Each line is a single JSON object with this shape:

Field	Type	Meaning
`ts`	string (ISO 8601 UTC)	When the event happened.
`step`	string	Which ml-lab step (`pre`, `1`, `2`, `3`, `4`, `4.R2`, `4.R3`, `5`, `6`, `7`) the event belongs to.
`seq`	integer	Auto-incrementing sequence number within the file.
`cat`	enum	Event category — see below.
`action`	string	Short snake_case action name (e.g. `dispatch_critic_r1`, `phase_a_f1_fix_verified`).
`detail`	string	One- or two-sentence prose description of what happened.
`artifact`	string \| null	Relative path to the file produced or modified, if any.
`duration_s`	number \| null	Wall-clock duration for `exec` events.
`meta`	object	Free-form structured metadata (numbers, lists, IDs).

Categories¶

The cat field is one of:

gate — Gate decision (e.g. Gate 1 approval, pre-flight checklist construction).
write — File written or modified (artifact path required).
read — File read for context (used sparingly; mostly for cross-cycle references).
subagent — Subagent dispatched or returned (dispatch_* / receive_* pair).
exec — Script executed (run_poc, main_run_complete); duration_s and cost in meta.
decision — Substantive design or methodology decision (e.g. rubric_redesign_locked).
debate — Debate-protocol stage start markers.
review — Review event (currently unused in v2).
audit — Audit event (currently unused in v2).
workflow — Step boundary, investigation start/end, user correction, mode locks.

How to read a log¶

The v2 log is best read top-to-bottom with the ml-lab debate protocol as a reference. The story arc:

seq 1–7 — investigation start, PoC write, first run, user correction on hypothesis framing.
seq 8–25 — debate stages A through C, ending with critique_wins driven by F1.
seq 26–28 — Gate 1 pre-flight checklist + experiment plan approval.
seq 29–38 — Pre-flight phases A through D2, the rubric redesign (A1), pool macro-iteration (A3/A4), and judge-pool restoration to the full cross-judge matrix (A5).
seq 39–41 — Main-run script built, smoke test passed, main run completed.
seq 42–53 — Analysis addenda, mixed-effects correction, figures, confound probes, documentation passes, v3 idea capture.

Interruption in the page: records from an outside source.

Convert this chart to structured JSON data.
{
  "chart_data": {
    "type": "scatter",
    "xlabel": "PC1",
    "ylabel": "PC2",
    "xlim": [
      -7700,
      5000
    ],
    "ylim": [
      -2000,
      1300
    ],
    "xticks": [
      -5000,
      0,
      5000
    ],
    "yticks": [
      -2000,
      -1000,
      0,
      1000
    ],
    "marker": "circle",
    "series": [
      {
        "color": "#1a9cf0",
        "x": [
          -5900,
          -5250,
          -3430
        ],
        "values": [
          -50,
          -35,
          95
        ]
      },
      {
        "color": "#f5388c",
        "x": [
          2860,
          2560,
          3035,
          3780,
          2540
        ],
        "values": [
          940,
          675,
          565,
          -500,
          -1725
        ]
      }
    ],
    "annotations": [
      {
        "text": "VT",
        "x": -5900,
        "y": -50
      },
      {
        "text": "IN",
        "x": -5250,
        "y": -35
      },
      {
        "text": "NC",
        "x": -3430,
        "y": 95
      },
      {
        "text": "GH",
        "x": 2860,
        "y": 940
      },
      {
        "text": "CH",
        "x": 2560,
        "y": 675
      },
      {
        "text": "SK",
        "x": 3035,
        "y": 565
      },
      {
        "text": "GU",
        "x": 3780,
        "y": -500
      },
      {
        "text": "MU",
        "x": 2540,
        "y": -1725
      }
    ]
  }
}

What an outside observer can reconstruct from logs alone¶

Reading only INVESTIGATION_LOG.jsonl (without the spec, conclusions, or any code), a reader can recover:

Timeline. Every event has a UTC timestamp; total wall-clock and per-step durations are derivable.
Decisions. Every spec edit, pool change, rubric change, and judge-pool change is logged with a trigger phrase in detail and structured deltas in meta.
User corrections. Hypothesis-framing corrections (seq 5), judge-pool regressions caught by the user (seq 37), and methodological challenges (seq 51) all appear as cat: workflow or cat: decision entries.
Near-misses. Bugs caught before they shipped (F1 unclamped scores, single-judge saturation, missing tier indicator in mixed-effects) are all on the record.
Cost trajectory. PoC ~$0.01, Phase D2 ~$0.07, smoke ~$0.12, main run ~$32, confound probes ~$1 — all from meta.cost_usd fields.

What the logs do not contain¶

Reading the log alone, you cannot recover:

Interpretation. The logs say what changed; CONCLUSIONS.md, REPORT_ADDENDUM.md, and SPEC_V2.md §12 say why it matters and what it means for the headline result.
Verbatim hypothesis or preamble text. HYPOTHESIS.md carries the active hypothesis text; the 9 preambles live in preamble_quality_v2_main.py and PREAMBLES.md.
Actual data. Generations, judgments, and per-sample CQS live in experiment_v2_results/*.jsonl and *.json; the log only references them by artifact path.
Code-level detail. The log records that the F1 clamp was added; the diff lives in the script's git history.

Cross-references¶

The log is the spine that ties every other artifact together:

Each Amendment (A1–A5) has a matching cat: decision or cat: write entry in the v2 log.
Each debate stage has matching cat: subagent / cat: debate / cat: decision entries.
The pre-registration boundary is enforced by the log: any change to a locked section requires a corresponding logged event.